MADISON, Wis. (AP) — Gov. Tony Evers on Tuesday reported raising more than $10 million over the first six months of this year as the Democrat prepares to face a tough reelection bid in the battleground state in November.
The campaign for Wisconsin governor is shaping up to be the most expensive in state history. Outside groups are pouring millions into the race and Republicans vying to win the Aug. 9 primary are also spending furiously. The top Republican candidates, construction company co-owner Tim Michels and former Lt. Gov. Rebecca Kleefisch, have until Friday to report their fundraising totals.

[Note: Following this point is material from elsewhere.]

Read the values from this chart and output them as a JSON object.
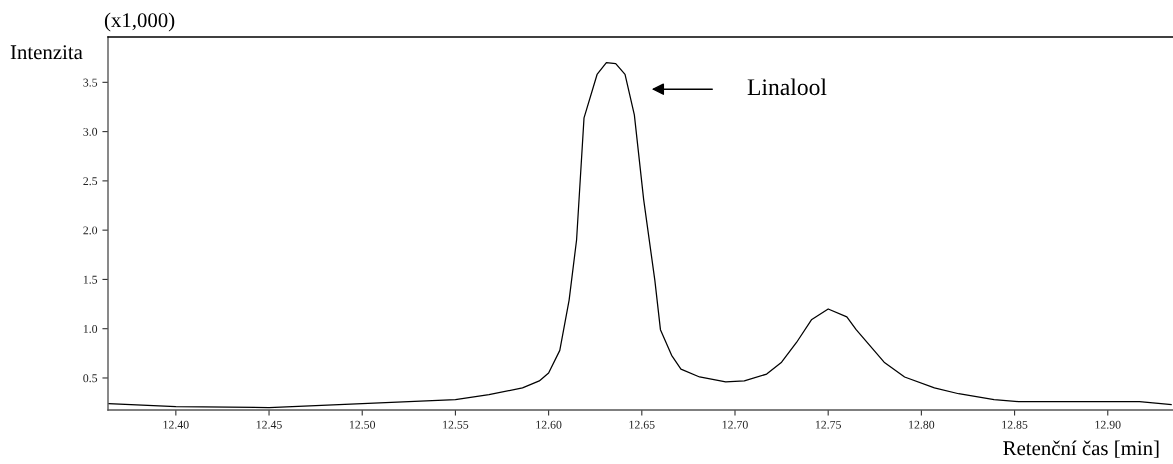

Evers has raised more than $20 million since 2021 and had $7.6 million cash on hand, his campaign said. He raised more than twice what former Republican Gov. Scott Walker did in the first six months of 2018.
Evers' campaign manager Cassi Fenili said in a statement that Evers' record fundraising shows the “overwhelming grassroots support Governor Evers has earned.”
But Democratic incumbents like Evers face a tough road this fall, with polls showing high Republican enthusiasm and history showing that the same party as the president in midterm elections often fares poorly. Republicans are attacking Evers over inflation, high gas prices and crime. Evers and other Democrats hope the the U.S. Supreme Court's recent overturning of the Roe v. Wade decision, which led to an 1849 state law banning abortion to take effect, will motivate their side to vote.
“Whether it’s helping small businesses, protecting access to abortion, fixing thousands of miles of roads and bridges, or investing in our public schools, Governor Evers is leading with respect, compassion, and fairness,” Fenili said.
Both Michels and Kleefisch, who polls show are leading the Republican field, were campaigning in northern Wisconsin this week. Michels, a millionaire who has won the backing of former President Donald Trump, has been spending millions on television ads to introduce himself to voters. He last ran for office in 2004. Kleefisch last week issued her first attack ad against Michels and followed it up this week with a spot featuring Walker going after Michels over gas prices.
Kleefisch and Michels, along with a third candidate state Rep. Timothy Ramthun, were slated to debate for the first time July 24.
The fundraising reports due Friday will be the first for Michels and Ramthun, both of whom got into the race this year. Kleefisch entered in September and raised more than $3.3 million over four months.
Michels' campaign adviser Chris Walker downplayed Evers' fundraising totals.
“We’ve known that Tony Evers and his DC buddies will stop at nothing to cling to power," Walker said. "Tim Michels is the only candidate who has the leadership experience, organization, agenda, and resources necessary to beat him, and he will.”
The Wisconsin Democracy Campaign, which tracks campaign spending, reported this month that outside groups had spent or planned to spend nearly $25 million in the race so far. The spending was nearly evenly divided between Democratic and Republican groups.
That spending is expected to skyrocket after the primary.
Leaders of the Wisconsin Democratic and Republican parties said at a WisPolitics.com event last month that they expected total spending on the governor's race and others this year in the state, including a hotly contested U.S. Senate race, to exceed $700 million.